Endoribonuclease activity of human apurinic/apyrimidinic endonuclease 1 revealed by a real-time fluorometric assay

Apurinic/apyrimidinic endonuclease 1 (APE1) is a multifunctional enzyme with a well-established abasic DNA cleaving activity in the base excision DNA repair pathway and in providing redox activity to several well-known transcription factors. APE1 has recently been shown to cleave at the UA, CA, and UG sites of c-myc RNA in vitro and regulates c-myc messenger RNA (mRNA) in cells. To further understand this new endoribonuclease activity of APE1, we have developed an accurate, sensitive, and rapid real-time endonuclease assay based on a fluorogenic oligodeoxynucleotide substrate with a single ribonucleotide. Using this substrate, we carried out the first kinetic analysis of APE1 endoribonuclease activity.
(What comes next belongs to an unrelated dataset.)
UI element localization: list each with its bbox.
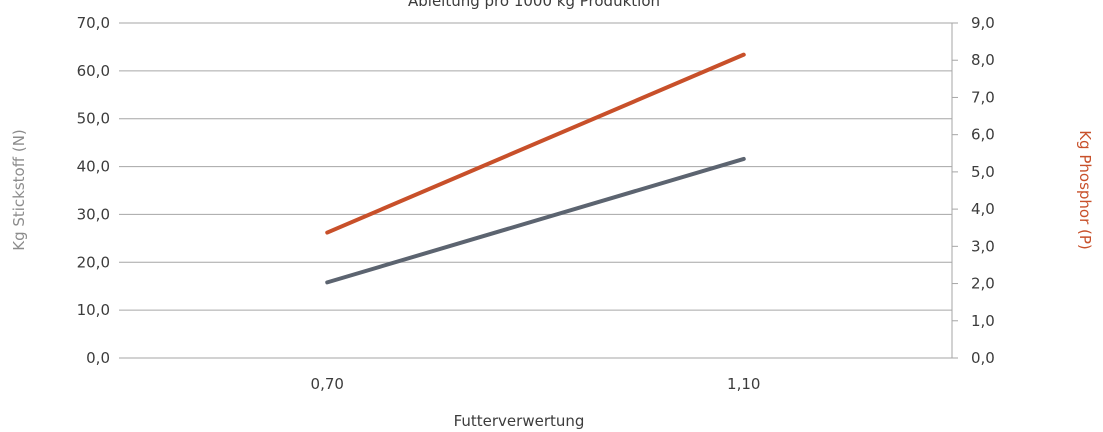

We found that the purified native APE1 cleaves the fluorogenic substrate efficiently, as revealed by a kcat/Km of 2.62 × 106 M−1 s−1, a value that is only 71-fold lower than that obtained with the potent bovine pancreatic RNase A. Ion concentrations ranging from 0.2 to 2 mM Mg2+ promoted catalysis, whereas 10 to 20 mM Mg2+ was inhibitory to the RNA-cleaving activity of APE1. The monovalent cation K+ was inhibitory except at 20 mM, where it significantly stimulated recombinant APE1 activity. These results demonstrate rapid and specific endoribonucleolytic cleavage by APE1 and support the notion that this activity is a previously undefined function of APE1.